Kawaii? Say what?  – You might respond. And what’s up with the puppy?

Don’t worry – it all makes sense. I’m only trying to make you feel better.

Kawaii is japanese and it means cute. And the concept of cuteness is an essential part of japanese culture. Originally kawaii is referring to the image of a radiant og blushing face. And can also be translated into:  to be loved.

The icon of cuteness is Hello Kitty – and this year she has been 40 years in the business of kawaii! And she stronger than ever – because of her cuteness. Looking at Kitty (or other kawaii images) makes you feel good.


But why is all this talk about kawaii relevant in this context?

If you take a look over the landscape of brand characters you will meet cuteness everywhere. It is often the very essence of characterdesign. But why?

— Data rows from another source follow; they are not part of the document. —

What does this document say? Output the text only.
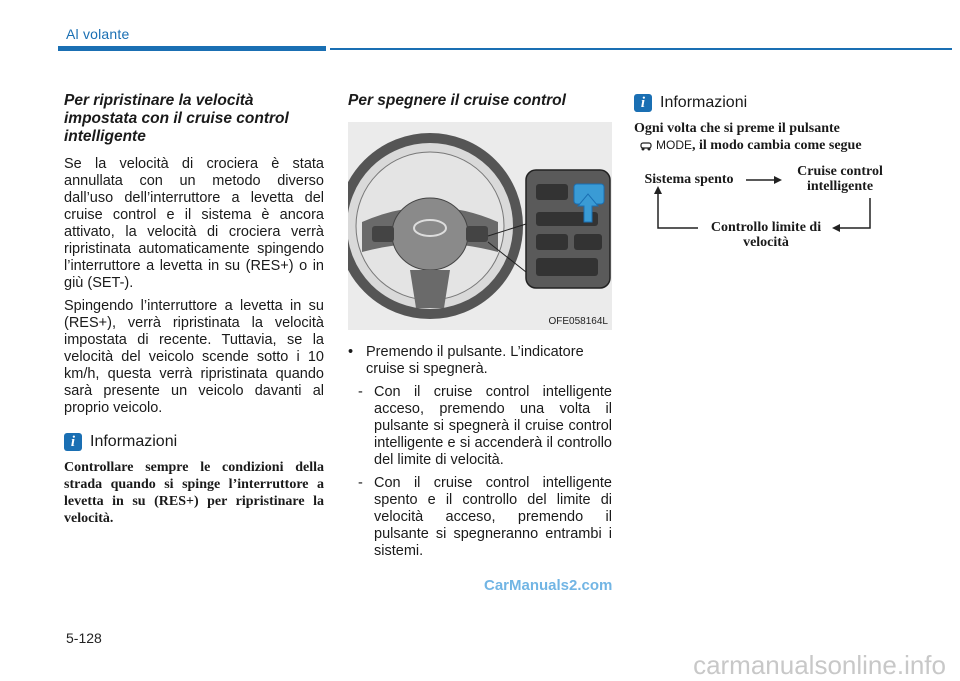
Al volante
Per ripristinare la velocità impostata con il cruise control intelligente
Se la velocità di crociera è stata annullata con un metodo diverso dall’uso dell’interruttore a levetta del cruise control e il sistema è ancora attivato, la velocità di crociera verrà ripristinata automaticamente spingendo l’interruttore a levetta in su (RES+) o in giù (SET-).
Spingendo l’interruttore a levetta in su (RES+), verrà ripristinata la velocità impostata di recente. Tuttavia, se la velocità del veicolo scende sotto i 10 km/h, questa verrà ripristinata quando sarà presente un veicolo davanti al proprio veicolo.
i Informazioni
Controllare sempre le condizioni della strada quando si spinge l’interruttore a levetta in su (RES+) per ripristinare la velocità.
Per spegnere il cruise control
OFE058164L
• Premendo il pulsante. L’indicatore cruise si spegnerà.
- Con il cruise control intelligente acceso, premendo una volta il pulsante si spegnerà il cruise control intelligente e si accenderà il controllo del limite di velocità.
- Con il cruise control intelligente spento e il controllo del limite di velocità acceso, premendo il pulsante si spegneranno entrambi i sistemi.
i Informazioni
Ogni volta che si preme il pulsante
MODE, il modo cambia come segue
Sistema spento
Cruise control intelligente
Controllo limite di velocità
CarManuals2.com
5-128
carmanualsonline.info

Cute things produce positive feelings

The tenderness elicited by cute images is more than just a positive feeling state. It can make people more physically tender in in their motor behavior and narrows attentional focus

Nittono, H. et al.: The Power of kawaii, PLoS one 2012


A immensely cute brand character is Danbo. He represents Amazon – he isa  sort of robot made from the company’s delivery boxes.


Or Zendiums toothpaste’s new characters called Zymerne


Or Yummo Yogurts penguin

When is something percieved to be cute?

Cute objects are assumed to be characterized by baby schema: A large head relative to the body size, a high and protruding forehead and large eyes.

This idea that cuteness in babies is a part of evolution that ensures that adults take care of their children was first described by the austrian zoologist Konrad Lorenz in the 1970’s



 If a picture wasn’t going very well, I’d put a puppy in it.